Qualquer justificativa pelos conspiradores do golpe de Estado de que os seus mandatos resultam de fornecimento de melhoria da segurança torna-se nulo, particularmente no Burquina Faso e no Mali. Os golpes de Estado não demonstraram quaisquer sinais de melhoria das condições de segurança. Na verdade, o oposto é que parece ser o caso.
“Os golpes de Estado militares no Mali e no Burquina Faso … desviaram a preciosa atenção e recursos da luta, permitindo que os militantes ganhassem ímpeto e expandissem,” escreveu Shurkin.

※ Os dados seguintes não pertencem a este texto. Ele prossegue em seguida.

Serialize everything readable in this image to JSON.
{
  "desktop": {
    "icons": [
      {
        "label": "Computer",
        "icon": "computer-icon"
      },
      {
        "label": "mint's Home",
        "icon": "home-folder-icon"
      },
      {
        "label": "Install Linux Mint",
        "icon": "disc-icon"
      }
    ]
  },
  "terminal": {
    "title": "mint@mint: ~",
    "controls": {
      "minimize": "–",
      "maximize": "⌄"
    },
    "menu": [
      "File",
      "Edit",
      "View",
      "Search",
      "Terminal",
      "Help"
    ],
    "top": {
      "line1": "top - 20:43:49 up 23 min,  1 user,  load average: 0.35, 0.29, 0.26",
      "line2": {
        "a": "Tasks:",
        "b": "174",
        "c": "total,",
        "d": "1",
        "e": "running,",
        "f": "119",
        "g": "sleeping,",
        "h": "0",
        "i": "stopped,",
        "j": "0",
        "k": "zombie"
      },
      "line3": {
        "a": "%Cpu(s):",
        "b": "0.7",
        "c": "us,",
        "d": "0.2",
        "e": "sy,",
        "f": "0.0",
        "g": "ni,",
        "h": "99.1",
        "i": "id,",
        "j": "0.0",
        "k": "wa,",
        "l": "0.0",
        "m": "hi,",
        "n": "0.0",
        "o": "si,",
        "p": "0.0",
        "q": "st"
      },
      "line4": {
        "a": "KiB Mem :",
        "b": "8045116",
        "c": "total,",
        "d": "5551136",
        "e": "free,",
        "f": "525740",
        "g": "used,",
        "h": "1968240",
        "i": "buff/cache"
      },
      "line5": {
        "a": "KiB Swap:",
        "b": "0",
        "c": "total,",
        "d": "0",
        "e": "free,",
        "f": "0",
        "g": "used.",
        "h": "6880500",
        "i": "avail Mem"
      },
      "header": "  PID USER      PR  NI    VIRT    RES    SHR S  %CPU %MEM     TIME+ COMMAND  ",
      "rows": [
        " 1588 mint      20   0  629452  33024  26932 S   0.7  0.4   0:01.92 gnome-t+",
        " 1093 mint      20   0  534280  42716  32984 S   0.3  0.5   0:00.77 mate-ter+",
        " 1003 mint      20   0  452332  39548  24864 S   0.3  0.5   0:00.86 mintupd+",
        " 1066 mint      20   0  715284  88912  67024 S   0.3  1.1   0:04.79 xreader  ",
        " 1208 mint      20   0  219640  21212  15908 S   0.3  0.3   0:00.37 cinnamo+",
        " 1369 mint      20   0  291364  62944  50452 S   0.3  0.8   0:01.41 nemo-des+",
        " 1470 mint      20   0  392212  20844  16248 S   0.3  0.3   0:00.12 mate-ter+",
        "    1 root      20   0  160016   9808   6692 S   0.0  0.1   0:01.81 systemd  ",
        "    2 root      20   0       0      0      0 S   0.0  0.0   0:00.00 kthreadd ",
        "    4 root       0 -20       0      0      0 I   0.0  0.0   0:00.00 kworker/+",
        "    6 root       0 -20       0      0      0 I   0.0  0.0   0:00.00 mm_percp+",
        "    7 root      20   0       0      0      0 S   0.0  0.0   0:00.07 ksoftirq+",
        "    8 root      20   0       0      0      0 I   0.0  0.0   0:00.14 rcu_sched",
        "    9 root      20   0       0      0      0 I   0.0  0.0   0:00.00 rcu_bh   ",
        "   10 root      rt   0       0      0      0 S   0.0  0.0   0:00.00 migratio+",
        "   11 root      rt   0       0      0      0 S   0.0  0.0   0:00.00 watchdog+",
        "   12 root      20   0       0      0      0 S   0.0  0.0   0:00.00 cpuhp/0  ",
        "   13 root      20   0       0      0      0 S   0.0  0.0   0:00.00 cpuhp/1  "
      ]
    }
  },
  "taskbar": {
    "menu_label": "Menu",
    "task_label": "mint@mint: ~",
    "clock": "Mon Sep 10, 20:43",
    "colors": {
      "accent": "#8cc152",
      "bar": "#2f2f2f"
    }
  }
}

Desde os golpes de Estado e a chegada do Grupo Wagner, os extremistas do Mali tornaram-se mais corajosos. No seu avanço em direcção a Bamaco, os militantes da Frente de Libertação de Macina dispararam mísseis contra o aeroporto Mopti-Sévaré, um centro de transportes crucial para a operação da Missão de Manutenção da Paz das Nações Unidas, comunicou o ACSS, em Agosto de 2022.
“No que diz respeito ao tempo, a violência extremista tem sido pior a cada trimestre desde que o golpe de Estado militar do que em qualquer outro trimestre que antecedeu a altura em que a junta assumiu o controlo,” comunicou o ACSS.
Agora, as forças russas do Grupo Wagner encontram-se entre os ofensores. Os mercenários estão a oferecer apoio em troca de concessões mineiras. No caso do Mali, isso significa acesso ao ouro. Desde que entraram naquele país, em finais de 2021, os combatentes do Grupo Wagner foram acusados de pilhar aldeias e executar civis em centenas.
As próprias autoridades do exército do Mali estão a debater-se com a deterioração das condições daquele país. Em meados de Setembro de 2022, o general El Hadj Ag Gamou descreveu um quadro negativo para os civis que vivem na aldeia nortenha de Djebock, entre Gao e Talataye.
“Não existem forças armadas ou quaisquer entidades para garantir a segurança da população nestas áreas,” disse Gamou, numa mensagem em áudio, em língua Tamashek, de acordo com a Agence France-Presse. A mensagem circulou no WhatsApp.
Gamou apelou os civis daquelas áreas para fugirem e se estabelecerem “nas grandes cidades para a sua segurança.”
“O inimigo irá, de certeza, assumir o controlo destas áreas, porque não existe segurança para impedi-los.”